Sentimental Friday
The other night I was looking around for something — I forget what — when I found a necklace. It's a simple chain with a red trinket and sturdy clasp, a woman's necklace. It took me a moment, but I recalled the day that I'd bought it. I bought it in a little store in downtown Bentonville, quaint, years ago. I wanted to do something nice for the girl I was involved with. I'd borrowed a CD from her earlier that week, and decided to return the case empty and the CD with the necklace — it was supposed to be cute. Well, that was the day she cut me loose. I can still remember my hands shaking as I took the CD from the brown paper sack, which also contained the necklace, then running the disk up to her doorstep.

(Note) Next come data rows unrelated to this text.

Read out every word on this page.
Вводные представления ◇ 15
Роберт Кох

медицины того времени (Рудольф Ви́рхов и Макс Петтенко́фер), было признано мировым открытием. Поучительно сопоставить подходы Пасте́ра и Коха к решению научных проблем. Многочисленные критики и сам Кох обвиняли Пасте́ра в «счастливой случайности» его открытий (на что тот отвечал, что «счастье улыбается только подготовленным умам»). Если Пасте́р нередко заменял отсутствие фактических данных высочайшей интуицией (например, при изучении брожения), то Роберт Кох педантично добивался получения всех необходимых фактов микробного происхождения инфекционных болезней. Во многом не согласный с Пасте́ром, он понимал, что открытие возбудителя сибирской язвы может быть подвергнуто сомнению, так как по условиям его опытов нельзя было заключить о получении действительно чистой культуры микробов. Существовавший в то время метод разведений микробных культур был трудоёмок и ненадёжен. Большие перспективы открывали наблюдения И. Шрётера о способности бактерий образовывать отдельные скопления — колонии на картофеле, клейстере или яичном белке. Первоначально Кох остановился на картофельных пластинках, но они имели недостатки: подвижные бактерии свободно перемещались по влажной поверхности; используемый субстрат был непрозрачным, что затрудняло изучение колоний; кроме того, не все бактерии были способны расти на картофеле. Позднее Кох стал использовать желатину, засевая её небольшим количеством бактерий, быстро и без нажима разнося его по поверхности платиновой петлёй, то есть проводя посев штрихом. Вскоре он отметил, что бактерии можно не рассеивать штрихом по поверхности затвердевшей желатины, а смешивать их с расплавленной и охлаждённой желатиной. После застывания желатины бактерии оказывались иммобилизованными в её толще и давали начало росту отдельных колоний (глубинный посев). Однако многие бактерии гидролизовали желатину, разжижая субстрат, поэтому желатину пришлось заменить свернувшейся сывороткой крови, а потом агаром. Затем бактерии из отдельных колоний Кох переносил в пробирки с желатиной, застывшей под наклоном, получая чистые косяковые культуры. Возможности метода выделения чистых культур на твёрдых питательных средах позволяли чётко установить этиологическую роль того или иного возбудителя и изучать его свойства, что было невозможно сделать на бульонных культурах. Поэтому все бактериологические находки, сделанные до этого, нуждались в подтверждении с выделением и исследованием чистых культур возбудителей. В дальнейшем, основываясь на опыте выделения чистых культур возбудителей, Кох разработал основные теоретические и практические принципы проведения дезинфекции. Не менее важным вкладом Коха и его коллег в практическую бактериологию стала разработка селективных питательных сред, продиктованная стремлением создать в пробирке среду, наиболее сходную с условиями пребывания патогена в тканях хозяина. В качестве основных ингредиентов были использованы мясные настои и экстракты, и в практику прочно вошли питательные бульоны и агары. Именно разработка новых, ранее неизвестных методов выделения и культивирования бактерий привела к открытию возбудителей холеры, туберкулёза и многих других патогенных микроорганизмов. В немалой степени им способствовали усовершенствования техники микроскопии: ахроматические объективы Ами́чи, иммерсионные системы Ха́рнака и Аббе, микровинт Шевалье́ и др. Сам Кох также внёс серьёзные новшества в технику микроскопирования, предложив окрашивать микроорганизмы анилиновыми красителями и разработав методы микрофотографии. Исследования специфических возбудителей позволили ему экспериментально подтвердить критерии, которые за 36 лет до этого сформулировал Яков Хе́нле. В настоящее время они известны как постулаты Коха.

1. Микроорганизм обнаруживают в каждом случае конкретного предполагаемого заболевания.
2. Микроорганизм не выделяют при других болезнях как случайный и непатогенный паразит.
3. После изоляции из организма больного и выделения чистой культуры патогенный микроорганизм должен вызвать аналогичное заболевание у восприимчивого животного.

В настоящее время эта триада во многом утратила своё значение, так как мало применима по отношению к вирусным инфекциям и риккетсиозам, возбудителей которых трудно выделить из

That night I found the necklace again I began to think of other gifts unreceived. It's strange, because I can't remember the times when I actually succeeded in giving a gift to a lover; I remember the one's that're still littering my apartment. Like the stylized japanese fan that I bought for Ms. Couey. There's another necklace for this girl that used to meet me at the Cannonball (if you're savvy), only this one I didn't buy — I found it in the desk they gave me at a summer internship! I've got a canister of pecans that I bought for Temperance, with the promise of pecan pancakes. Those've been around the place for a while. I've got a necklace — green, gaudy, just her style — that I picked up at Cool Stuff for Ms. Juckno, which actually was the beginning of the decline, considering that I wanted to wait for the right time to gift it to her, and it never came (this story bothers me). I can't forget about the last couple of shots in that handle of gin I was saving for my favorite lush — the handle's still in my freezer two years later. Here's a little ditty I've written about in the past. A gift of concert tickets, which was also never received to the intended party, turned out to be a first date with another girl.
A few days ago while waiting in line at the Post Office I spotted a young couple in line for some passports. They'd looked exhausted, probably after a night of love. Still, I saw something in the woman's eyes when she looked at her lover. It was love. It was beautiful. When she looked at him her face changed and she glowed with love of him, trust in him, fidelity. I remarked my observation later that day to a friend who disagreed with me in my assumption that I'd never receive a look like that from a lover. She disagreed that no one would ever hold me in her eyes the way that woman at the Post Office held the love of her life. Still, my friend's eyes are still young. Mine are old and have probably seen too much. And hey, if that statement's not enough, then I've got a whole apartment full of ungiven gifts that serve now as evidence. Nevertheless, I feel that what was between the lovers at the Post Office is what I truly want. And even as I try I collect everything but that.